He Is …

“How do I begin to answer the question I know you been wonderin’?  When could … why could … how could it all be true, these things?  Who’s that … and what’s he to you? ~Heather Headley

My Willie T. memories are precious and abundant.   He tried to teach me to play the piano for several years until my HS freshman year.  And I sang with the St. Luke CME Youth Coir for about five years until the summer after my first year of college.

I remember when St. Luke Youth Choir first released the LP, Hold the Light. I was not a member of the choir or church at the time, but my paternal grandmother and aunts were members of St. Luke. Like almost everybody I knew, we had a copy and I played it to death!

I began piano lessons when I was 7 or 8 years old. My mother, who worked at Marquette School, came to know Mr. Summerville when he started teaching music there. (Yes, he was with Unit #4 first!) He began offering piano lessons at his home (first on Hedge Road in Champaign, and later Lantern Hill Drive in Urbana). And my mama moved me from Clifford V. Lloyde’s and their teacher to Willie T! (Supporting Black Business!!!)

Though I come from a musical family, I was never a very good pianist.  I did and do love music.  I learned the fundamentals – and can still bang out a simple song – but I simply was not a natural on the ivories. And like most kids, I hated practicing!

Since my piano lessons were in his home, I also got to know his family — his wife (the late) Mrs. Valerian Alexander Summerville, his sister Bertha Sue, his sister-in-law Kathya, and, over the years as they entered this world, his children (Derrick, Shandra and William Moses). Every week, I’d go to his home — half knowing what I was supposed to — and get my piano lesson as well as a lesson on love.

One day, Mr. Summerville told me I would play a hymn at one of the upcoming choir rehearsals. Needless to say I was scared to death! First of all, I was just not that great of a player. I could read the music and play, but I had no soul so to speak.  And #2 – I felt like he wanted me to sit and play before celebrities!

I put it off as long as possible but eventually that day came! I pounded out some hymn – don’t remember what. The choir sang while I played. I don’t recall anyone laughing or snickering – or maybe I was too nervous to notice.  I got through it. Afterwards, Mr. Summerville invited me to sit in with the choir while they rehearsed. “What? Sing with the stars? Little ole me?” Oh yeah!!!

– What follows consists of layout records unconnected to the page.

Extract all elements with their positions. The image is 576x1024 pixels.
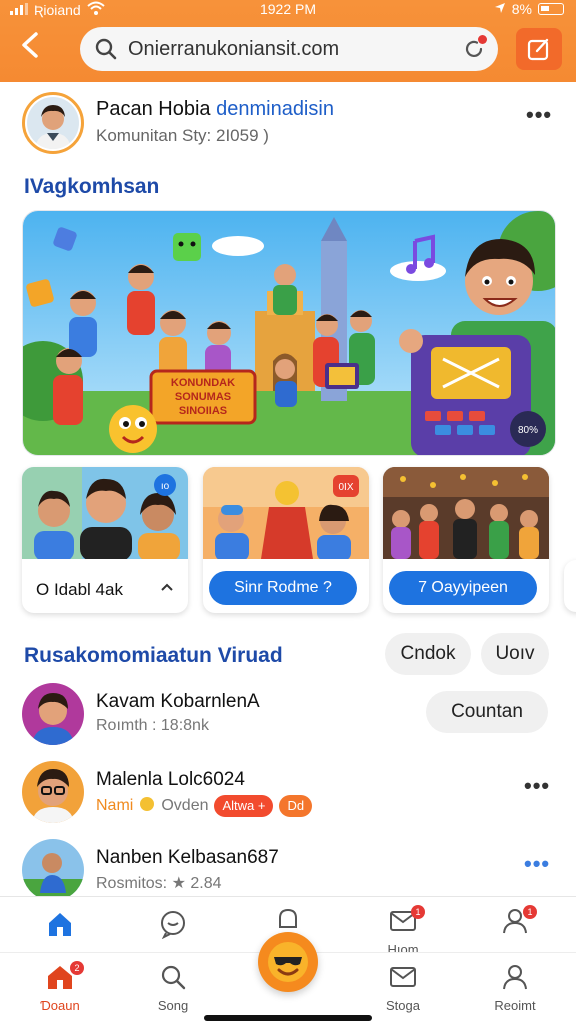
notification-dot: 1 (523, 905, 537, 919)
list-sub-2-text: Ovden (161, 797, 209, 814)
hero-sign-line-1: KONUNDAK (171, 377, 235, 389)
list-sub-3-text: Rosmitos: ★ 2.84 (96, 875, 222, 892)
profile-name-main: Pacan Hobia (96, 98, 211, 120)
contact-button[interactable]: Countan (426, 691, 548, 733)
card-1-label: O Idabl 4ak (36, 580, 123, 599)
list-item[interactable]: Kavam KobarnlenA Roımth : 18:8nk Countan (22, 683, 556, 747)
card-2-button[interactable]: Sinr Rodme ? (209, 571, 357, 605)
tab-top-home[interactable] (20, 909, 100, 946)
search-icon (94, 37, 118, 61)
list-sub-2: Nami Ovden Altwa + Dd (96, 795, 313, 817)
feature-card-3[interactable]: 7 Oayyipeen (383, 467, 549, 613)
filter-chip-2[interactable]: Uoıv (481, 633, 549, 675)
more-options-icon[interactable]: ••• (524, 773, 550, 799)
list-avatar-2[interactable] (22, 761, 84, 823)
profile-name: Pacan Hobia denminadisin (96, 98, 334, 121)
status-right: 8% (494, 1, 564, 17)
hero-sign: KONUNDAK SONUMAS SINOIIAS (149, 369, 257, 425)
card-1-badge: ıo (161, 481, 170, 492)
list-name-2: Malenla Lolc6024 (96, 769, 245, 790)
filter-chip-1[interactable]: Cndok (385, 633, 471, 675)
tab-top-chat[interactable] (133, 909, 213, 946)
tab-home-label: Ɗoaun (40, 998, 80, 1013)
profile-header[interactable]: Pacan Hobia denminadisin Komunitan Sty: … (22, 92, 556, 154)
compose-button[interactable] (516, 28, 562, 70)
card-3-button[interactable]: 7 Oayyipeen (389, 571, 537, 605)
search-input[interactable] (128, 37, 448, 61)
section-title-featured: IVagkomhsan (24, 175, 160, 198)
person-avatar-icon (27, 97, 79, 149)
hero-banner[interactable]: KONUNDAK SONUMAS SINOIIAS 80% (22, 210, 556, 456)
card-3-label: 7 Oayyipeen (418, 579, 508, 596)
user-icon (503, 965, 527, 990)
bell-icon (279, 908, 297, 928)
section-title-recommended: Rusakomomiaatun Viruad (24, 644, 283, 667)
list-name-1: Kavam KobarnlenA (96, 691, 260, 712)
list-sub-2-orange: Nami (96, 797, 134, 814)
notification-dot: 2 (70, 961, 84, 975)
card-1-image: ıo (22, 467, 188, 561)
chat-bubble-icon (161, 911, 185, 940)
tab-profile[interactable]: Reoimt (475, 963, 555, 1013)
list-avatar-1[interactable] (22, 683, 84, 745)
tab-messages-label: Stoga (386, 998, 420, 1013)
feature-card-1[interactable]: ıo O Idabl 4ak (22, 467, 188, 613)
back-button[interactable] (18, 30, 50, 68)
status-bar: Ʀioiand 1922 PM 8% (0, 0, 576, 18)
status-badge: Altwa + (214, 795, 274, 817)
list-sub-1-text: Roımth : 18:8nk (96, 717, 209, 734)
feature-card-peek[interactable] (564, 560, 576, 612)
hero-illustration: KONUNDAK SONUMAS SINOIIAS 80% (23, 211, 555, 455)
notification-dot (478, 35, 487, 44)
card-2-image: 0IX (203, 467, 369, 561)
tab-messages[interactable]: Stoga (363, 963, 443, 1013)
home-indicator (204, 1015, 372, 1021)
chevron-up-icon[interactable] (160, 579, 174, 597)
compose-icon (527, 38, 549, 61)
list-item[interactable]: Malenla Lolc6024 Nami Ovden Altwa + Dd •… (22, 761, 556, 825)
profile-avatar[interactable] (22, 92, 84, 154)
hero-sign-line-3: SINOIIAS (179, 405, 227, 417)
more-options-icon[interactable]: ••• (524, 851, 550, 877)
status-badge: Dd (279, 795, 313, 817)
battery-percent: 8% (511, 1, 532, 17)
center-action-button[interactable] (258, 932, 318, 992)
chevron-left-icon (22, 32, 38, 58)
more-options-icon[interactable]: ••• (526, 102, 552, 128)
profile-name-accent: denminadisin (216, 98, 334, 120)
emoji-icon (139, 796, 155, 817)
search-bar[interactable] (80, 27, 498, 71)
cool-emoji-icon (268, 942, 308, 982)
list-avatar-3[interactable] (22, 839, 84, 901)
tab-top-profile[interactable]: 1 (475, 905, 555, 942)
hero-sign-line-2: SONUMAS (175, 391, 231, 403)
hero-badge-label: 80% (518, 425, 538, 436)
list-item[interactable]: Nanben Kelbasan687 Rosmitos: ★ 2.84 ••• (22, 839, 556, 903)
list-name-3: Nanben Kelbasan687 (96, 847, 279, 868)
top-bar: Ʀioiand 1922 PM 8% (0, 0, 576, 82)
battery-icon (538, 3, 564, 15)
list-sub-3: Rosmitos: ★ 2.84 (96, 873, 222, 893)
notification-dot: 1 (411, 905, 425, 919)
list-sub-1: Roımth : 18:8nk (96, 717, 209, 735)
home-icon (49, 913, 71, 936)
feature-card-2[interactable]: 0IX Sinr Rodme ? (203, 467, 369, 613)
tab-top-mail[interactable]: Hıom 1 (363, 905, 443, 957)
location-icon (494, 1, 506, 17)
card-2-label: Sinr Rodme ? (234, 579, 332, 596)
status-time: 1922 PM (259, 1, 317, 17)
tab-search-label: Song (157, 998, 189, 1013)
tab-profile-label: Reoimt (494, 998, 536, 1013)
card-2-badge: 0IX (338, 482, 353, 493)
profile-subtitle: Komunitan Sty: 2I059 ) (96, 126, 269, 145)
search-icon (161, 965, 186, 990)
mail-icon (390, 967, 416, 987)
tab-search[interactable]: Song (133, 963, 213, 1013)
card-3-image (383, 467, 549, 559)
tab-home[interactable]: Ɗoaun 2 (20, 961, 100, 1013)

I knew most of what they were rehearsing — I sang in my home church choir, Salem Baptist — and I knew a lot of the members. I was in heaven! Afterwards, Mr. Summerville reminded me that one did not have to be a member of St. Luke to sing in the choir … and I became a member! The schedule worked well for me – we practiced on Wednesdays and Saturdays; sang on 3rd and 5th Sundays. The Salem Youth Choir sang on 1st, 2nd and 4th Sundays.

We traveled extensively — including a trip to Washington, DC, where we sang in the Capitol rotunda at the request of U.S. Senator Charles Percy. We recorded a second LP, We’ve Come to Praise HIS Name. We visited tons of churches, rendering “an A & B selection”. We performed at Chanute AFB, for private and public programs, with the U of I Black Chorus, with choirs from other churches. We went to CME Conferences (did you pay your “conference claim”?)  We learned, we loved. We studied the Bible. We learned music.  He made us think we could sang … prodded and cajoled us into singing solos.  He gave us confidence.  He believed in us.

Yet, we sometimes rebelled. Some of us had problems in school or at home, some of us became young parents, some of us had some skirmishes with the law — we were far from perfect, but he wrapped us all in that agape love. We sang. We praised. We traveled. We left to go to college and the military.  We came back home.  We worshiped. And we even partied … good times with good people in Christian-centered settings. He treated all of us like we were his own. Admonished us but loved us unconditionally.

Not gonna lie, when I first heard he passed from a HS classmate, I did not — I could not — believe it. Then I started to see posts on Facebook … then a News-Gazette article.  Nooooo … it couldn’t be true.   I read all the tributes in the newspaper and on social media.  I knew he was special to me but I didn’t really know, until now, how he special was to so many others … students at both Champaign and Urbana schools; students at the U of I; other educators; elected officials; parishioners at Canaan, Morning Star Freewill and St. Luke’s who were not in the choirs; his frat brothers; other church leaders; local service organizations; and music students and music lovers across the US (so many people contacted me saying they participated in a Summerville-led workshop at one time or another).  (And in all this time I’ve known both Mr. Summerville and Mr. Griggs — who was both my elementary PE teacher then later was my HS assistant principal — I had no idea they were line brothers (Blu Phi … you know)!

At the musical Thursday (3/16) and Homegoing (3/17), I kept thinking, “Mr. Summerville would be so proud …”.

Thank you, Willie Thomas Summerville.  Thank you for helping me develop into a decent human being and Christian with a love for spiritual (and all kinds of) music. I love you!  WE love you and know you were welcomed into Heaven with open arms.